GDY TWARDA KOBIETA STAJE SIĘ MATKĄ

Bez względu na to kim byłyśmy wcześniej, za kogo uważałyśmy się wcześniej, o czym marzyłyśmy wcześniej, macierzyństwo przewartościowuje całe życie. Wcześniej. Przed macierzyństwem.

Po długim okresie nastoletniego buntu, gdy wyrosłam na dorosłą już kobietę, twardo stąpałam po ziemi. Kilka życiowych wydarzeń zmusiło mnie do bezlitosnego podejścia do życia. Żadnych sentymentów. Czyste fakty. Plan na życie i do przodu.

Macierzyństwo też miałam zaplanowane. Wiadomo już, że jeśli chodzi o bycie rodzicem to tak naprawdę nic zaplanować nie można. Co więcej, nagle okazuje się, że to nie tylko obowiązki, nie tylko poczucie odpowiedzialności za małego człowieka, ale także wiele pięknych, nie mających nic wspólnego z twardym stąpaniem po ziemi, chwil.

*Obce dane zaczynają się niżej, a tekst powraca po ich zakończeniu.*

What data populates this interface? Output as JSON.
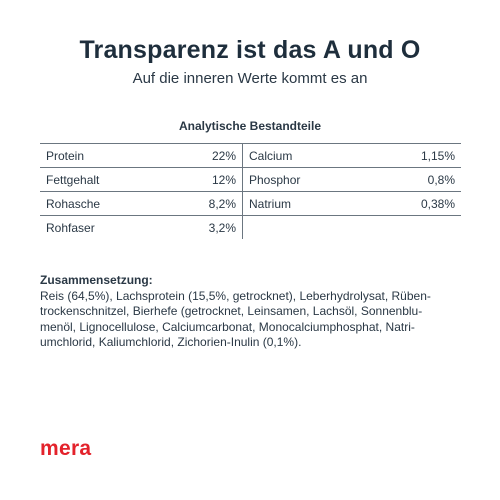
{
  "title": "Transparenz ist das A und O",
  "subtitle": "Auf die inneren Werte kommt es an",
  "analysis": {
    "heading": "Analytische Bestandteile",
    "rows": [
      {
        "name1": "Protein",
        "value1": "22%",
        "name2": "Calcium",
        "value2": "1,15%"
      },
      {
        "name1": "Fettgehalt",
        "value1": "12%",
        "name2": "Phosphor",
        "value2": "0,8%"
      },
      {
        "name1": "Rohasche",
        "value1": "8,2%",
        "name2": "Natrium",
        "value2": "0,38%"
      },
      {
        "name1": "Rohfaser",
        "value1": "3,2%",
        "name2": "",
        "value2": ""
      }
    ]
  },
  "composition": {
    "heading": "Zusammensetzung:",
    "text": "Reis (64,5%), Lachsprotein (15,5%, getrocknet), Leberhydrolysat, Rüben-\ntrockenschnitzel, Bierhefe (getrocknet, Leinsamen, Lachsöl, Sonnenblu-\nmenöl, Lignocellulose, Calciumcarbonat, Monocalciumphosphat, Natri-\numchlorid, Kaliumchlorid, Zichorien-Inulin (0,1%)."
  },
  "brand": "mera",
  "colors": {
    "brand": "#e3222b",
    "text": "#1f2d3a"
  }
}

Nigdy wcześniej z takim zachwytem nie patrzyłam na przelatujące nad ogrodem ptaki, niż wtedy, gdy pokazywałam je po raz pierwszy dzieciom. Nawet jeśli to tylko zwykłe wróble, których nawet nie lubię. Nigdy wcześniej nie szukałam tęczy na niebie, by pomyśleć marzenie. Teraz robię to ze starszą córką zawsze wtedy, gdy pada i jednocześnie przebija się słońce. Nigdy nie czytałam książki na głos, żeby udawać krowę, niedźwiedzia czy kotka… Nie sądziłam, że mój pocałunek może mieć uzdrawiającą moc. Że przytulenie powoduje, że natychmiast znika każde zmartwienie. Do głowy nie przyszłoby mi zbieranie kamyków na drodze, zrywanie chwastów i badyli zwanych przez córkę kwiatami. Nie wiedziałam, że puszczanie mydlanych baniek może powodować piski radości moich dzieci. Tak naprawdę, nie miałam pojęcia, że rzeczy małe są właśnie tymi największymi.

Czy komukolwiek wcześniej oddałabym swój najbardziej smakowity kąsek z talerza? Czy stałabym nad patelnią w 40-stopniowy upał smażąc naleśniki, bo ktoś miał na nie wielką ochotę? Czy zrobienie kupy przez kogoś kiedykolwiek sprawiło mi radość?

Szlag trafił twardą kobietę. Jestem miękka jak gąbka, gdy patrzę w oczy swoich dzieci. Rozpływam się, gdy są radosne. Biegam za nimi na czworaka udając psa, kopię piłkę, układam pluszaki w wózku, leżę na podłodze, podczas gdy ci mali ludzie skaczą po mnie, prawie płacząc ze śmiechu.

I wcale, absolutnie wcale nie tęsknię za tamtą kobietą „przed”.

To nic, że padam na twarz każdego wieczora. To nic, że czasem mam dość wszystkiego. Jutro znów pójdziemy na spacer, popatrzymy na chmury i wykonamy wspólny szalony taniec.